The legal question was, in a nutshell, how much “inspiration” was too much? Even if a game didn’t copy the artwork, music, or character names directly, did the totality of it constitute a copyright violation? Capcom decided to go to court to find out.

While there were many Street Fighter II imitators in arcades, Capcom was particularly irked by Data East’s game Fighter’s History. Like Street Fighter II, it depicted a world-spanning martial arts tournament with fighters using different styles from different regions.

But to Capcom, some of the fighters and moves seemed a little too close for comfort—fighters with blond hair and green tank tops doing moves that were executed similarly to Guile’s Sonic Boom and Flash Kick, a Muay Thai fighter that looked similar to Sagat and threw fireballs, a young woman in traditional Chinese dress, etc.

Fighter’s History was pretty similar, and during that time a lot of people would come up to people at Capcom, come up to [president Kenzo] Tsujimoto, and say, ‘Are you sure you’re going to let this go? You can’t really let this go. This is really bad,’” Street Fighter II designer Akira Nishitani told Polygon in 2014.

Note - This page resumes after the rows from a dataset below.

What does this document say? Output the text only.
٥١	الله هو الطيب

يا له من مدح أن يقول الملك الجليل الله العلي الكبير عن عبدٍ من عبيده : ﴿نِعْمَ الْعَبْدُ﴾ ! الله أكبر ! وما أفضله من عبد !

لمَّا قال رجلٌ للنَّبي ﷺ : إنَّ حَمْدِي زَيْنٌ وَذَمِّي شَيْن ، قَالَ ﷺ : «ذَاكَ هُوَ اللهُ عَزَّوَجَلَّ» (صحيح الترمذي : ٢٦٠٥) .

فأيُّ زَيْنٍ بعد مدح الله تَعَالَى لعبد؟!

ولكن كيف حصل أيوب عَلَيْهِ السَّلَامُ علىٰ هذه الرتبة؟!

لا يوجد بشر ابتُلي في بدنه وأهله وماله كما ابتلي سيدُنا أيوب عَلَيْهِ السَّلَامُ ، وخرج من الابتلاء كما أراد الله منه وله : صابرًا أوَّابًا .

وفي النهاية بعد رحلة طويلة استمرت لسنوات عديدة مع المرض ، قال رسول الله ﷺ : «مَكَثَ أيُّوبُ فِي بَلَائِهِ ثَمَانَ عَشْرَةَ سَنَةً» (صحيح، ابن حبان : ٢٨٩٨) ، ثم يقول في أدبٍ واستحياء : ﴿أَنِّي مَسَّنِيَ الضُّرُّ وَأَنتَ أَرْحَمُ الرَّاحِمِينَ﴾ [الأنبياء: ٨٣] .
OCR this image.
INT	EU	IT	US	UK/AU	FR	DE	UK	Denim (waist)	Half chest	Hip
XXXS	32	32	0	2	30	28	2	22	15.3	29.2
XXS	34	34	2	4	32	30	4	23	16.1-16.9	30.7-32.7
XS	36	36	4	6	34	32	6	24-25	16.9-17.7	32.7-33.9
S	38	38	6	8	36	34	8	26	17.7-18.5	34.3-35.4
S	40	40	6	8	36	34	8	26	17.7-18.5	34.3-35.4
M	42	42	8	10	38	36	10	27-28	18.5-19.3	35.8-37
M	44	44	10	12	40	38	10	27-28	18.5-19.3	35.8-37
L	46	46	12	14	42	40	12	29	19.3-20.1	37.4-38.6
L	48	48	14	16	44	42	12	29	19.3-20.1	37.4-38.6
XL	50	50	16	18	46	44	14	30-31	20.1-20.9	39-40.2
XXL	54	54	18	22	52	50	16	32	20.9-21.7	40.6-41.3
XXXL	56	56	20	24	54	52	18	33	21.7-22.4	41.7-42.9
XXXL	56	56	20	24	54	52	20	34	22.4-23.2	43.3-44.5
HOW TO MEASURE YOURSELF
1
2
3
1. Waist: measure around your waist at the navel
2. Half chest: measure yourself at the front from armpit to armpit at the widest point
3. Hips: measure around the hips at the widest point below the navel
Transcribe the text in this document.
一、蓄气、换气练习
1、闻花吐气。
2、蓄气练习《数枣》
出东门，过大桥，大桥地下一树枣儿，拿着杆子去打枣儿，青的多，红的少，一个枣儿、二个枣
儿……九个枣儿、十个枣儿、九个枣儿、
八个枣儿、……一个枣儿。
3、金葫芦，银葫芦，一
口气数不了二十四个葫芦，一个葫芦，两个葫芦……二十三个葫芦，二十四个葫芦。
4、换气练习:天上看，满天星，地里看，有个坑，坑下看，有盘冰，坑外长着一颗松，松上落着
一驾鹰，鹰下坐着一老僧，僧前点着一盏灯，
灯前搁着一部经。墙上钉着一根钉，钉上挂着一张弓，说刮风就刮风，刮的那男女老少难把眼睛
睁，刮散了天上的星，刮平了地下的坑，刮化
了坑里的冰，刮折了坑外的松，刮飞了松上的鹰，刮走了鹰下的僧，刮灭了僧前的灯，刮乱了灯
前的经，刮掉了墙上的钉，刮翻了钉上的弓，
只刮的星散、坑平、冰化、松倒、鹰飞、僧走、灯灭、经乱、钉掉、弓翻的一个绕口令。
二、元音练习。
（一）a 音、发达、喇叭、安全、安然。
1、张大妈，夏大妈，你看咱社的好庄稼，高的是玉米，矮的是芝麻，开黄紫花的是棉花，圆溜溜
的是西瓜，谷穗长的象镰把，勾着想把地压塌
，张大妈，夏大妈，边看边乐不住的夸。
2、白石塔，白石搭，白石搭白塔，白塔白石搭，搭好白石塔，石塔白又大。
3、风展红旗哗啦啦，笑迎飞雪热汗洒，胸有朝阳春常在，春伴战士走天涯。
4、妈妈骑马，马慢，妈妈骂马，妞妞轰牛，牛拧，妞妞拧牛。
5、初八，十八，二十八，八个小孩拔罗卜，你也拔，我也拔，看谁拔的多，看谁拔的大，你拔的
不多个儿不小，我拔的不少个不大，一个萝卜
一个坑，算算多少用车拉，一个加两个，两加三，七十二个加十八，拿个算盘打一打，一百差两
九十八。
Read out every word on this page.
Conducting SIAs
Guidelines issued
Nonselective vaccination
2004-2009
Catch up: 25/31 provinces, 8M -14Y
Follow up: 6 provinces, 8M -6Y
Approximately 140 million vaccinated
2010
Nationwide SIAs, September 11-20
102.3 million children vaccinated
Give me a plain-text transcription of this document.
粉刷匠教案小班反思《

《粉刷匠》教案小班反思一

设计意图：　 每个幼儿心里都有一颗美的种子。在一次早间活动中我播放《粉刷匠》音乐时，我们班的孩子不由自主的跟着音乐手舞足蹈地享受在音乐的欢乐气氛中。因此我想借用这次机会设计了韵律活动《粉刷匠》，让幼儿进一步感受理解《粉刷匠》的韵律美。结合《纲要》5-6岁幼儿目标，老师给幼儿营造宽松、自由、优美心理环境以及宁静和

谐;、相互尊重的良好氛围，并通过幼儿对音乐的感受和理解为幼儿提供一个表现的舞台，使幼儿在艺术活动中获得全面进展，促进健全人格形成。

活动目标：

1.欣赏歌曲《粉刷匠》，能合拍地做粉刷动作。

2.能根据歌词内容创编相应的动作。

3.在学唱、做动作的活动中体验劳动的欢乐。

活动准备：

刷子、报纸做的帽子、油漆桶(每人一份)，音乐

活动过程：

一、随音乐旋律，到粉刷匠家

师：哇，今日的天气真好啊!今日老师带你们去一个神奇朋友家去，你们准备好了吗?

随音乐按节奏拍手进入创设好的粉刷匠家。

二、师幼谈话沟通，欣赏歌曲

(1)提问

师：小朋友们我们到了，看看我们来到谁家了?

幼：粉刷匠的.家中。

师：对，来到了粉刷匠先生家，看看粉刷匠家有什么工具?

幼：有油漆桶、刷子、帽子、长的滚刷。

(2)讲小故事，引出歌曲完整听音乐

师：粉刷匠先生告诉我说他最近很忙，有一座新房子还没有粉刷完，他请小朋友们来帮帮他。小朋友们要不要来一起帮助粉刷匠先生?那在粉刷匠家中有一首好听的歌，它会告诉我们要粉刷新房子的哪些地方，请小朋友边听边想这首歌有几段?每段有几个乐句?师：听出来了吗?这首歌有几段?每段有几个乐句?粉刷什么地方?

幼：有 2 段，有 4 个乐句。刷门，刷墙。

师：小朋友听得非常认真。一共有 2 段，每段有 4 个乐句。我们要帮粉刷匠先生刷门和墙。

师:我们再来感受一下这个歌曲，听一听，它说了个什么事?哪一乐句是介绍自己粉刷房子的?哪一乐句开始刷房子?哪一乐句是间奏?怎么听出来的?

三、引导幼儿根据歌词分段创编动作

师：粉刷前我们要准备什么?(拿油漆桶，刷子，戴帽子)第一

In 1994, Capcom and Data East went to court. Capcom showed that Data East’s design document for Fighter’s History made numerous references to Street Fighter II. Data East argued that Capcom itself had based its characters on real-life fighting styles and real-life costumes, which were elements that any martial arts fighting game would necessarily have to use, and that control inputs like “quarter circle” were not protectable by copyright.

Gaming journalist Bill Kunkel was called in as an expert witness, arguing on behalf of Data East. Kunkel had already testified in a similar trial years ago, arguing that Magnavox’s dot-eating maze game K.C. Munchkin was not violating the copyright of Pac-Man.

Magnavox won in district court but ultimately lost on appeal, and Munchkin had to be pulled from shelves.

Fortunately, Data East prevailed in court this time around. I say “fortunately” because I believe that had Capcom prevailed here, it would have had a chilling effect on video game creation. Imitation and iteration are how game genres develop. Would the first-person shooter genre have developed like it did if Id Software was able to sue everyone else who created one?

The court ruled that anything that Data East did take from Street Fighter wasn’t copyrightable expression, and Fighter’s History was free to be sold—to arcades in 1994, and to Nintendo Switch owners in 2019, too.